As always, I suggest comparing your options. If you are independently wealthy or can get into and afford a engineering school like RPI, MIT, Stanford, Michigan, Purdue, Cornell, Northwestern, UTexas, or Penn State without much debt (I would say < 30,000 for Engineering), then these options are worth considering over Alabama. These schools attract more national recruiters and nationally known researchers and are more rigorous. Academia is fairly prestige conscious, but not even MIT will turn their nose down on someone who excelled at Alabama and took advantage of all the opportunities offered to them. Of course, the expected trajectory at Alabama is lower than MIT and over a 40 year long career, this may matter more than marginal debt you are taking on.

While engineers are paid well and can pay off their loans with relative ease (relative to other majors), lots of kids wash out of engineering and are stuck with a lot of debt. Of course, this is a potential issue at Alabama too, as the Engineering scholarships don’t carry over to other programs.

Alabama is a school that genuinely intrigued me because of various dimensions
(1) high 75th percentile ACT (31), indicating strong students
(2) nationally ranked research university
(3) lots of academic merit scholarships
(4) a unique football culture (this may be a pro or a con depending on your preference)

Also, I graduate from engineering school magna cum laude and in Tau Beta Pi. I work in software on the west coast and have many friends who are practicing engineers. I’m familiar with the general landscape of engineering and where companies (certainly at least my company) hires. I’ve never worked with anyone from Alabama, but I’ve worked with people from UGA, UIC (Illinois - Chicago), and other schools with similar reputations as Alabama.

There is no discrimination against Alabama grads in industry, specifically in software. You’re good as long as you’ve done well in school and had internship experience in your field. If a company doesn’t recruit at your school, if you submit your resume, they will screen you over the phone and if they think you are good, you will be invited onsite.

It’s a bit odd that I’m boosting Alabama, but I can vouch that I’m not paid by or affiliated in any way with Alabama (LOL!). I wouldn’t have minded going to Alabama on a full scholarship though and if I had kids, I wouldn’t mind sending them to Alabama either (more likely if they qualify for the Presidential Scholarship (-:).

The more you write the weirder it gets.

@MotherOfDragons

I avoid making hard claims outside of engineering, where I have a background. I substanciate my claims. I don’t need to prove anything to you and don’t care about your problems.

I’m with @MotherOfDragons

Why are you bragging about Alabama if you:

  1. Didn't go to the school
  2. Don't have any first hand experience with Alabama grads?

How can you comment on the rigor of engineering at Alabama without having gone to Alabama’s engineering?

Also, why have you done so much research into Alabama without children and already having a degree in engineering?

If you’re wondering why people are skeptical of what you’re saying, this is why^^^

Delightful.

Looks like nobody wants to talk about actual engineering here… oh well (-;, can’t say I’m actually surprised.

@Jpgranier

I studied EE. I’m familiar with the curriculum, various textbooks in the field, and the difficulty of topics.

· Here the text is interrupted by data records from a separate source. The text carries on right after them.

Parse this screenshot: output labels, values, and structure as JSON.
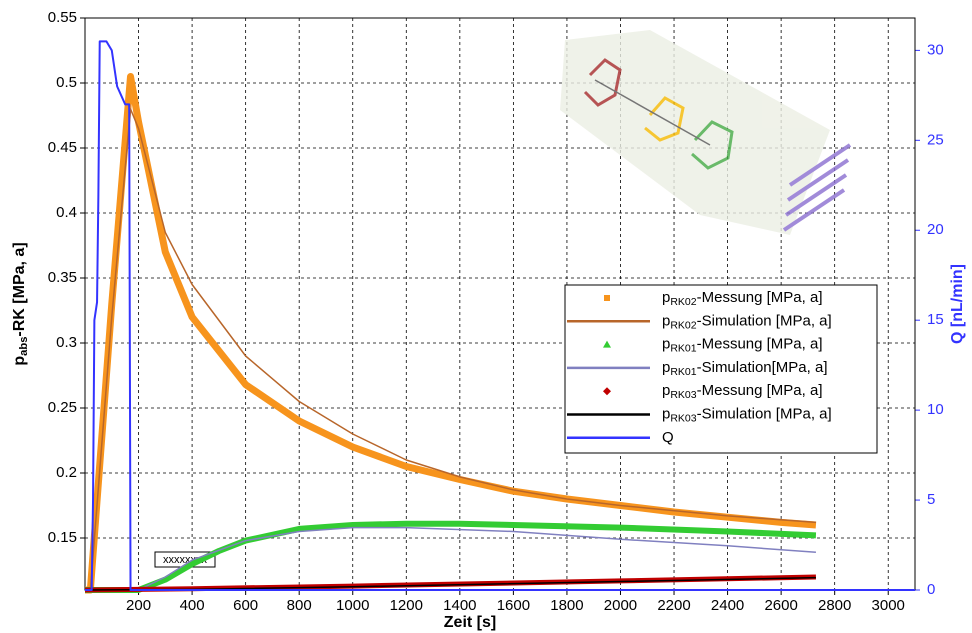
{
  "chart_data": {
    "type": "line",
    "xlabel": "Zeit [s]",
    "ylabel": "pabs-RK [MPa, a]",
    "y2label": "Q [nL/min]",
    "xlim": [
      0,
      3100
    ],
    "ylim": [
      0.11,
      0.55
    ],
    "y2lim": [
      0,
      31.8
    ],
    "xticks": [
      200,
      400,
      600,
      800,
      1000,
      1200,
      1400,
      1600,
      1800,
      2000,
      2200,
      2400,
      2600,
      2800,
      3000
    ],
    "yticks": [
      0.15,
      0.2,
      0.25,
      0.3,
      0.35,
      0.4,
      0.45,
      0.5,
      0.55
    ],
    "y2ticks": [
      0,
      5,
      10,
      15,
      20,
      25,
      30
    ],
    "grid": true,
    "annotation": "xxxxxxxx",
    "series": [
      {
        "name": "pRK02-Messung [MPa, a]",
        "color": "#f7941d",
        "marker": "square",
        "width": 7,
        "x": [
          0,
          20,
          100,
          170,
          200,
          300,
          400,
          600,
          800,
          1000,
          1200,
          1400,
          1600,
          1800,
          2000,
          2200,
          2400,
          2600,
          2730
        ],
        "values": [
          0.11,
          0.11,
          0.33,
          0.505,
          0.47,
          0.37,
          0.32,
          0.268,
          0.24,
          0.22,
          0.205,
          0.195,
          0.186,
          0.18,
          0.175,
          0.17,
          0.166,
          0.162,
          0.16
        ]
      },
      {
        "name": "pRK02-Simulation [MPa, a]",
        "color": "#b8662a",
        "marker": null,
        "width": 1.5,
        "x": [
          20,
          100,
          170,
          200,
          300,
          400,
          600,
          800,
          1000,
          1200,
          1400,
          1600,
          1800,
          2000,
          2400,
          2730
        ],
        "values": [
          0.11,
          0.32,
          0.48,
          0.465,
          0.385,
          0.345,
          0.29,
          0.255,
          0.23,
          0.21,
          0.197,
          0.187,
          0.18,
          0.175,
          0.167,
          0.162
        ]
      },
      {
        "name": "pRK01-Messung [MPa, a]",
        "color": "#33cc33",
        "marker": "triangle",
        "width": 6,
        "x": [
          0,
          200,
          300,
          400,
          500,
          600,
          800,
          1000,
          1200,
          1400,
          1600,
          2000,
          2400,
          2730
        ],
        "values": [
          0.11,
          0.11,
          0.118,
          0.13,
          0.14,
          0.148,
          0.157,
          0.16,
          0.161,
          0.161,
          0.16,
          0.158,
          0.155,
          0.152
        ]
      },
      {
        "name": "pRK01-Simulation[MPa, a]",
        "color": "#8080c0",
        "marker": null,
        "width": 1.5,
        "x": [
          200,
          300,
          400,
          600,
          800,
          1000,
          1200,
          1600,
          2000,
          2400,
          2730
        ],
        "values": [
          0.11,
          0.12,
          0.133,
          0.148,
          0.155,
          0.158,
          0.158,
          0.155,
          0.149,
          0.144,
          0.139
        ]
      },
      {
        "name": "pRK03-Messung [MPa, a]",
        "color": "#c00000",
        "marker": "diamond",
        "width": 5,
        "x": [
          0,
          400,
          1000,
          2000,
          2730
        ],
        "values": [
          0.11,
          0.111,
          0.113,
          0.117,
          0.12
        ]
      },
      {
        "name": "pRK03-Simulation [MPa, a]",
        "color": "#000000",
        "marker": null,
        "width": 1.5,
        "x": [
          0,
          400,
          1000,
          2000,
          2730
        ],
        "values": [
          0.11,
          0.1105,
          0.1125,
          0.1165,
          0.1195
        ]
      },
      {
        "name": "Q",
        "color": "#3333ff",
        "marker": null,
        "width": 2,
        "axis": "y2",
        "x": [
          0,
          25,
          30,
          35,
          45,
          50,
          55,
          80,
          100,
          120,
          150,
          165,
          170,
          3100
        ],
        "values": [
          0,
          0,
          5,
          15,
          16,
          22,
          30.5,
          30.5,
          30,
          28,
          27,
          27,
          0,
          0
        ]
      }
    ]
  }
}
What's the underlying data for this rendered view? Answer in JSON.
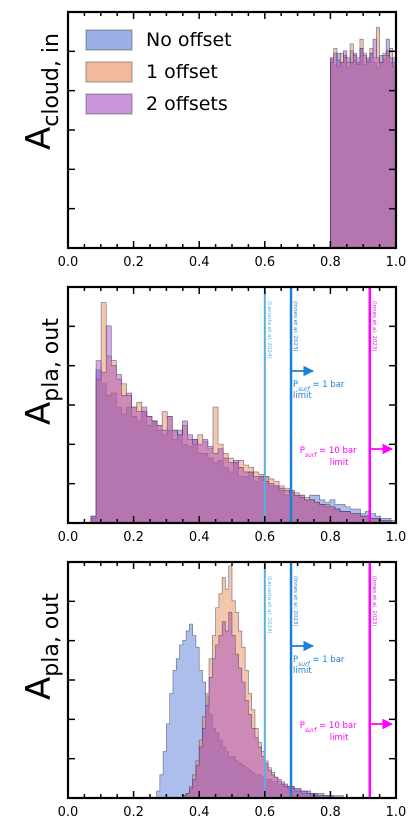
{
  "chart_data": [
    {
      "type": "histogram",
      "ylabel_main": "A",
      "ylabel_sub": "cloud, in",
      "xlim": [
        0.0,
        1.0
      ],
      "xticks": [
        "0.0",
        "0.2",
        "0.4",
        "0.6",
        "0.8",
        "1.0"
      ],
      "legend": {
        "placement": "top-left",
        "entries": [
          "No offset",
          "1 offset",
          "2 offsets"
        ]
      },
      "bin_start": 0.8,
      "bin_width": 0.01,
      "series": [
        {
          "name": "No offset",
          "color": "#4a6fd4",
          "values": [
            0.82,
            0.79,
            0.84,
            0.8,
            0.83,
            0.78,
            0.85,
            0.81,
            0.8,
            0.86,
            0.79,
            0.82,
            0.84,
            0.8,
            0.78,
            0.83,
            0.81,
            0.9,
            0.8,
            0.82
          ]
        },
        {
          "name": "1 offset",
          "color": "#e6824a",
          "values": [
            0.8,
            0.86,
            0.78,
            0.84,
            0.82,
            0.8,
            0.88,
            0.83,
            0.79,
            0.9,
            0.84,
            0.8,
            0.86,
            0.82,
            0.95,
            0.8,
            0.84,
            0.83,
            0.86,
            0.78
          ]
        },
        {
          "name": "2 offsets",
          "color": "#a040c0",
          "values": [
            0.82,
            0.84,
            0.81,
            0.8,
            0.85,
            0.82,
            0.8,
            0.84,
            0.82,
            0.86,
            0.83,
            0.81,
            0.84,
            0.9,
            0.82,
            0.8,
            0.83,
            0.85,
            0.82,
            0.8
          ]
        }
      ]
    },
    {
      "type": "histogram",
      "ylabel_main": "A",
      "ylabel_sub": "pla, out",
      "xlim": [
        0.0,
        1.0
      ],
      "xticks": [
        "0.0",
        "0.2",
        "0.4",
        "0.6",
        "0.8",
        "1.0"
      ],
      "bin_start": 0.07,
      "bin_width": 0.0155,
      "series": [
        {
          "name": "No offset",
          "color": "#4a6fd4",
          "values": [
            0.03,
            0.66,
            0.6,
            0.55,
            0.56,
            0.5,
            0.47,
            0.5,
            0.46,
            0.44,
            0.48,
            0.42,
            0.44,
            0.4,
            0.38,
            0.4,
            0.36,
            0.4,
            0.34,
            0.33,
            0.36,
            0.3,
            0.3,
            0.28,
            0.26,
            0.27,
            0.24,
            0.22,
            0.26,
            0.2,
            0.2,
            0.22,
            0.18,
            0.2,
            0.2,
            0.16,
            0.16,
            0.14,
            0.12,
            0.14,
            0.12,
            0.12,
            0.1,
            0.12,
            0.12,
            0.1,
            0.09,
            0.1,
            0.08,
            0.08,
            0.07,
            0.06,
            0.06,
            0.04,
            0.05,
            0.04,
            0.03,
            0.02,
            0.02,
            0.01
          ]
        },
        {
          "name": "1 offset",
          "color": "#e6824a",
          "values": [
            0.02,
            0.62,
            0.95,
            0.72,
            0.7,
            0.62,
            0.6,
            0.55,
            0.5,
            0.52,
            0.48,
            0.46,
            0.44,
            0.42,
            0.48,
            0.46,
            0.4,
            0.38,
            0.42,
            0.36,
            0.34,
            0.38,
            0.35,
            0.32,
            0.5,
            0.34,
            0.3,
            0.28,
            0.26,
            0.27,
            0.25,
            0.24,
            0.22,
            0.21,
            0.2,
            0.19,
            0.18,
            0.16,
            0.15,
            0.14,
            0.13,
            0.12,
            0.11,
            0.1,
            0.09,
            0.08,
            0.08,
            0.07,
            0.06,
            0.05,
            0.05,
            0.04,
            0.04,
            0.03,
            0.03,
            0.02,
            0.02,
            0.01,
            0.01,
            0.0
          ]
        },
        {
          "name": "2 offsets",
          "color": "#a040c0",
          "values": [
            0.03,
            0.7,
            0.65,
            0.85,
            0.68,
            0.64,
            0.55,
            0.56,
            0.5,
            0.48,
            0.5,
            0.46,
            0.44,
            0.42,
            0.4,
            0.46,
            0.4,
            0.38,
            0.44,
            0.38,
            0.36,
            0.34,
            0.36,
            0.33,
            0.3,
            0.32,
            0.28,
            0.26,
            0.27,
            0.24,
            0.22,
            0.22,
            0.2,
            0.2,
            0.18,
            0.17,
            0.16,
            0.15,
            0.14,
            0.13,
            0.12,
            0.11,
            0.1,
            0.1,
            0.09,
            0.08,
            0.07,
            0.07,
            0.06,
            0.05,
            0.05,
            0.04,
            0.04,
            0.03,
            0.03,
            0.02,
            0.02,
            0.01,
            0.01,
            0.0
          ]
        }
      ],
      "reference_lines": [
        {
          "x": 0.6,
          "color": "#5aaee6",
          "label": "(Lacunta et al. 2024)"
        },
        {
          "x": 0.68,
          "color": "#1e7fd6",
          "label": "(Innes et al. 2023)",
          "arrow_label": "P",
          "arrow_sub": "surf",
          "arrow_rest": " = 1 bar",
          "arrow_line2": "limit"
        },
        {
          "x": 0.92,
          "color": "#ff00ff",
          "label": "(Innes et al. 2023)",
          "arrow_label": "P",
          "arrow_sub": "surf",
          "arrow_rest": " = 10 bar",
          "arrow_line2": "limit"
        }
      ]
    },
    {
      "type": "histogram",
      "ylabel_main": "A",
      "ylabel_sub": "pla, out",
      "xlim": [
        0.0,
        1.0
      ],
      "xticks": [
        "0.0",
        "0.2",
        "0.4",
        "0.6",
        "0.8",
        "1.0"
      ],
      "bin_start": 0.27,
      "bin_width": 0.01,
      "series": [
        {
          "name": "No offset",
          "color": "#4a6fd4",
          "values": [
            0.03,
            0.1,
            0.2,
            0.32,
            0.45,
            0.55,
            0.6,
            0.66,
            0.68,
            0.72,
            0.75,
            0.7,
            0.65,
            0.55,
            0.5,
            0.44,
            0.36,
            0.3,
            0.28,
            0.25,
            0.22,
            0.2,
            0.18,
            0.18,
            0.16,
            0.15,
            0.14,
            0.13,
            0.12,
            0.11,
            0.1,
            0.1,
            0.09,
            0.08,
            0.08,
            0.07,
            0.07,
            0.06,
            0.06,
            0.05,
            0.05,
            0.05,
            0.04,
            0.04,
            0.03,
            0.03,
            0.03,
            0.02,
            0.02,
            0.02,
            0.02,
            0.01,
            0.01,
            0.01,
            0.01,
            0.01,
            0.01,
            0.0,
            0.0,
            0.0
          ]
        },
        {
          "name": "1 offset",
          "color": "#e6824a",
          "values": [
            0.0,
            0.0,
            0.0,
            0.0,
            0.0,
            0.0,
            0.0,
            0.0,
            0.01,
            0.02,
            0.05,
            0.1,
            0.16,
            0.25,
            0.35,
            0.45,
            0.6,
            0.7,
            0.82,
            0.88,
            0.95,
            0.9,
            1.0,
            0.85,
            0.8,
            0.72,
            0.65,
            0.55,
            0.45,
            0.38,
            0.3,
            0.24,
            0.2,
            0.16,
            0.13,
            0.11,
            0.09,
            0.07,
            0.06,
            0.05,
            0.04,
            0.04,
            0.03,
            0.03,
            0.02,
            0.02,
            0.02,
            0.01,
            0.01,
            0.01,
            0.01,
            0.01,
            0.0,
            0.0,
            0.0,
            0.0,
            0.0,
            0.0,
            0.0,
            0.0
          ]
        },
        {
          "name": "2 offsets",
          "color": "#a040c0",
          "values": [
            0.0,
            0.0,
            0.0,
            0.0,
            0.0,
            0.0,
            0.0,
            0.0,
            0.01,
            0.02,
            0.04,
            0.08,
            0.14,
            0.22,
            0.3,
            0.4,
            0.52,
            0.6,
            0.66,
            0.7,
            0.76,
            0.72,
            0.8,
            0.7,
            0.62,
            0.56,
            0.5,
            0.42,
            0.36,
            0.3,
            0.26,
            0.22,
            0.18,
            0.15,
            0.12,
            0.1,
            0.09,
            0.08,
            0.07,
            0.06,
            0.05,
            0.05,
            0.04,
            0.04,
            0.03,
            0.03,
            0.02,
            0.02,
            0.02,
            0.01,
            0.01,
            0.01,
            0.01,
            0.01,
            0.0,
            0.0,
            0.0,
            0.0,
            0.0,
            0.0
          ]
        }
      ],
      "reference_lines": [
        {
          "x": 0.6,
          "color": "#5aaee6",
          "label": "(Lacunta et al. 2024)"
        },
        {
          "x": 0.68,
          "color": "#1e7fd6",
          "label": "(Innes et al. 2023)",
          "arrow_label": "P",
          "arrow_sub": "surf",
          "arrow_rest": " = 1 bar",
          "arrow_line2": "limit"
        },
        {
          "x": 0.92,
          "color": "#ff00ff",
          "label": "(Innes et al. 2023)",
          "arrow_label": "P",
          "arrow_sub": "surf",
          "arrow_rest": " = 10 bar",
          "arrow_line2": "limit"
        }
      ]
    }
  ]
}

Google the curricula of some core courses at any school and you can easily get an idea of the rigor of the school. Most schools publish their curricula so that employers and graduate schools who are unfamiliar can evaluate the program. This is what graduate schools to evaluate universities they are not familiar with. Obviously, the graduate committee has not taken exams at every university (-;. My evaluation was obviously fairly coarse-grained.

People make evaluations about things they are unfamiliar with all the time. I interview candidates and have to screen through resumes. To deal with possible bias and imperfection of evaluations, candidates usually go through multiple rounds of interviews.

It’s really simple. Hope that answers your questions.